CVE-2022-32893 and CVE-2022-32894, the two zero-day, out-of-bounds write vulnerabilities affecting iOS, iPadOS, and macOS, continue to headline as of this writing. These are serious flaws that, if left unpatched, could allow anyone to take control of vulnerable Apple systems. Apple already released fixes for these from the following support pages:
- About the security content of iOS 15.6.1 and iPadOS 15.6.1
- About the security content of macOS Monterey 12.5.1
- About the security content of Safari 15.6.1
The Google Chrome flaw with high severity, CVE-2022-2856, is also confirmed to be targeted by hackers. As with other zero-days, technical details about it are light, but the advisory states that the flaw is an “insufficient validation of untrusted input in Intents.” The Intents technology works in the background and is involved in processing user input or handling a system event. If this flaw is exploited, anyone could create a malicious input that Chrome may validate incorrectly, leading to arbitrary code execution or system takeover.
Google already patched this. While Chrome should’ve updated automatically, it is recommended to force an update check to ensure the patch is applied.
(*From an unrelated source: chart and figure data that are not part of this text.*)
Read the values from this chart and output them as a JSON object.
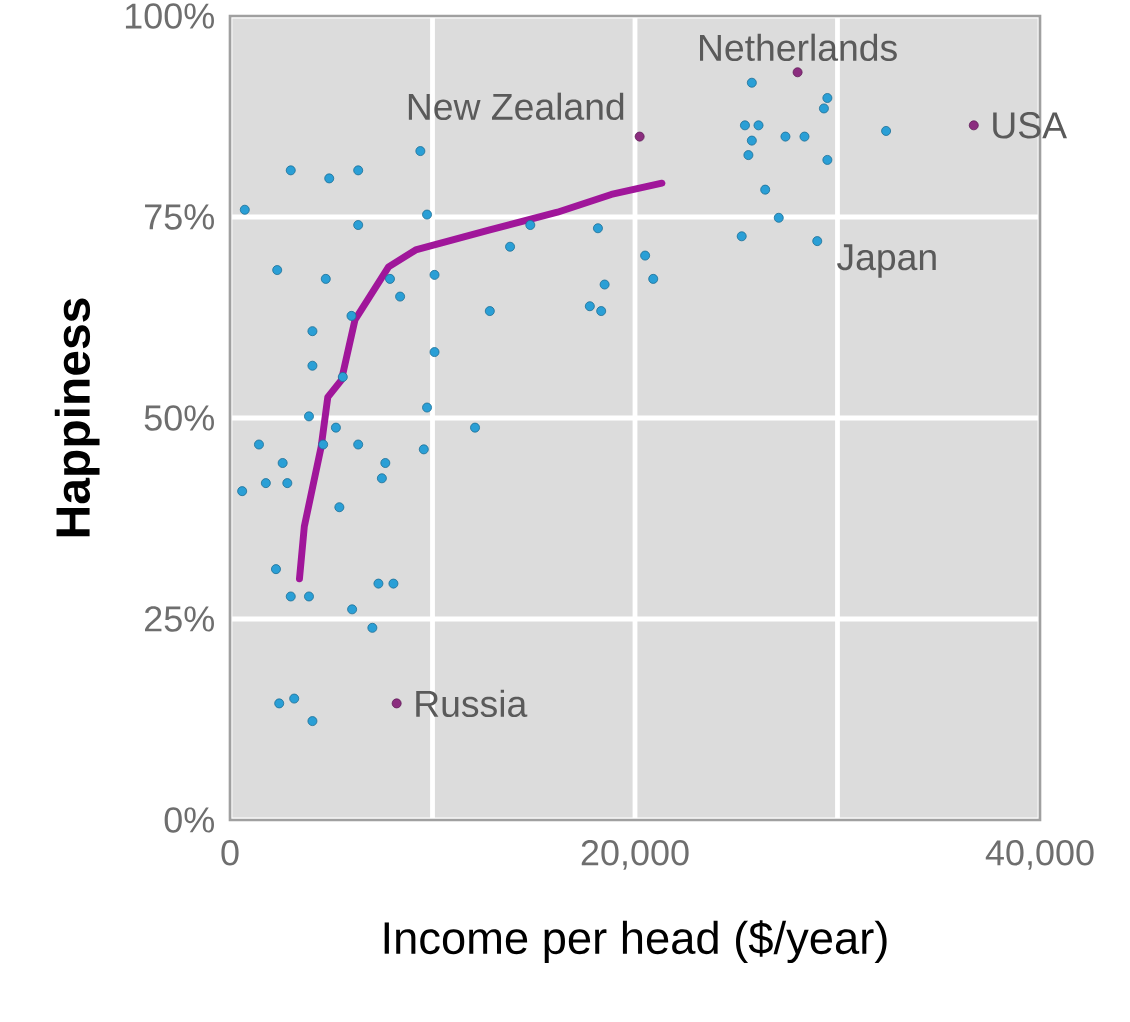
{
  "chart_data": {
    "type": "scatter",
    "xlabel": "Income per head ($/year)",
    "ylabel": "Happiness",
    "xlim": [
      0,
      40000
    ],
    "ylim": [
      0,
      100
    ],
    "xticks": [
      0,
      {
        "value": 10000,
        "label": null
      },
      {
        "value": 20000,
        "label": "20,000"
      },
      {
        "value": 30000,
        "label": null
      },
      {
        "value": 40000,
        "label": "40,000"
      }
    ],
    "yticks": [
      {
        "value": 0,
        "label": "0%"
      },
      {
        "value": 25,
        "label": "25%"
      },
      {
        "value": 50,
        "label": "50%"
      },
      {
        "value": 75,
        "label": "75%"
      },
      {
        "value": 100,
        "label": "100%"
      }
    ],
    "grid": true,
    "series": [
      {
        "marker": "circle",
        "color": "#2a9fd6",
        "x": [
          730,
          3000,
          4900,
          6330,
          9400,
          6330,
          9730,
          2330,
          4730,
          7900,
          8400,
          10100,
          13830,
          14830,
          12830,
          18170,
          17770,
          18330,
          18500,
          20500,
          20900,
          6000,
          4070,
          4070,
          5570,
          10100,
          9730,
          3900,
          5230,
          12100,
          1430,
          4600,
          6330,
          9570,
          2600,
          7670,
          600,
          1770,
          2830,
          7500,
          5400,
          2270,
          3000,
          3900,
          7330,
          8070,
          6030,
          7030,
          2430,
          3170,
          4070,
          25770,
          29500,
          29330,
          25430,
          26100,
          25770,
          25600,
          27430,
          28370,
          29500,
          32400,
          26430,
          27100,
          25270,
          29000
        ],
        "values": [
          75.9,
          80.8,
          79.8,
          80.8,
          83.2,
          74.0,
          75.3,
          68.4,
          67.3,
          67.3,
          65.1,
          67.8,
          71.3,
          74.0,
          63.3,
          73.6,
          63.9,
          63.3,
          66.6,
          70.2,
          67.3,
          62.7,
          60.8,
          56.5,
          55.1,
          58.2,
          51.3,
          50.2,
          48.8,
          48.8,
          46.7,
          46.7,
          46.7,
          46.1,
          44.4,
          44.4,
          40.9,
          41.9,
          41.9,
          42.5,
          38.9,
          31.2,
          27.8,
          27.8,
          29.4,
          29.4,
          26.2,
          23.9,
          14.5,
          15.1,
          12.3,
          91.7,
          89.8,
          88.5,
          86.4,
          86.4,
          84.5,
          82.7,
          85.0,
          85.0,
          82.1,
          85.7,
          78.4,
          74.9,
          72.6,
          72.0
        ]
      },
      {
        "marker": "circle",
        "color": "#8b2d7f",
        "x": [
          20230,
          28030,
          36730,
          8230
        ],
        "values": [
          85.0,
          93.0,
          86.4,
          14.5
        ]
      },
      {
        "type": "line",
        "marker": "none",
        "color": "#a0169a",
        "x": [
          3430,
          3670,
          4500,
          4830,
          5500,
          6170,
          7830,
          9170,
          12830,
          16170,
          18830,
          21330
        ],
        "values": [
          30.0,
          36.5,
          46.4,
          52.6,
          54.7,
          62.2,
          68.8,
          70.9,
          73.4,
          75.6,
          77.8,
          79.2
        ]
      }
    ],
    "annotations": [
      {
        "text": "New Zealand",
        "x": 20230,
        "y": 85.0
      },
      {
        "text": "Netherlands",
        "x": 28030,
        "y": 93.0
      },
      {
        "text": "USA",
        "x": 36730,
        "y": 86.4
      },
      {
        "text": "Japan",
        "x": 29000,
        "y": 72.0
      },
      {
        "text": "Russia",
        "x": 8230,
        "y": 14.5
      }
    ]
  }
}
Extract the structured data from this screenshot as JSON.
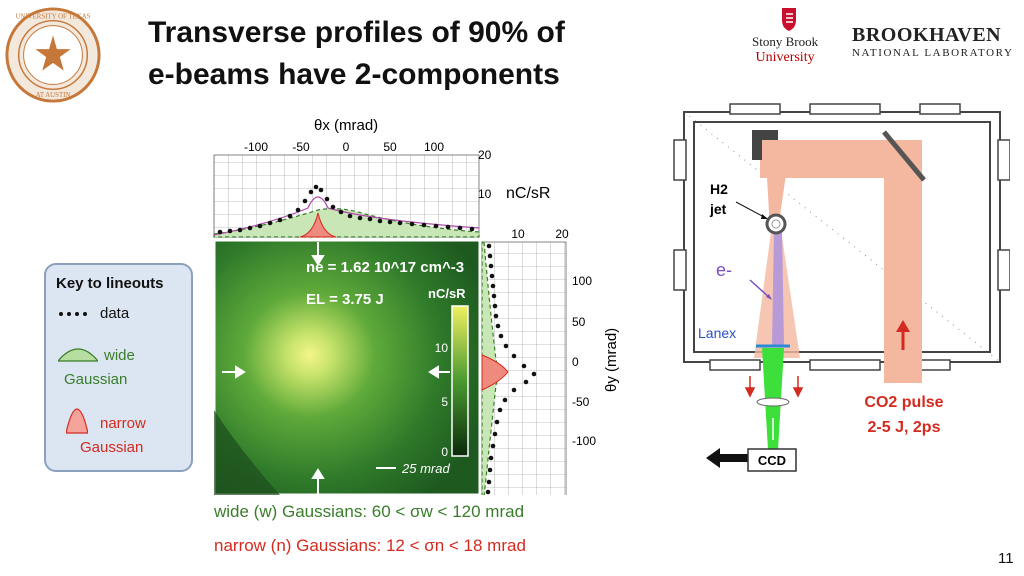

Microsoft also has patches available for CVE-2022-21971 and CVE-2022-26923 in February and May, respectively. The former was given an “exploitation less likely” probability, but that has already changed—a proof-of-concept (PoC) has been available since March. PoC exploits were also made public for the latter Microsoft flaw. However, these were released after Microsoft had already pushed out a patch.
Palo Alto Networks’s is the oldest among the new vulnerabilities added to the catalog. Discovered in 2017, CVE-2017-15944 has a severity rating of 9.8 (Critical). Once exploited, attackers could perform remote code execution on affected systems. You can read more about this flaw on Palo Alto’s advisory page.
Malwarebytes advises readers to apply patches to these flaws if they use products of the companies we mentioned. You don’t have to wait for the due date before you act.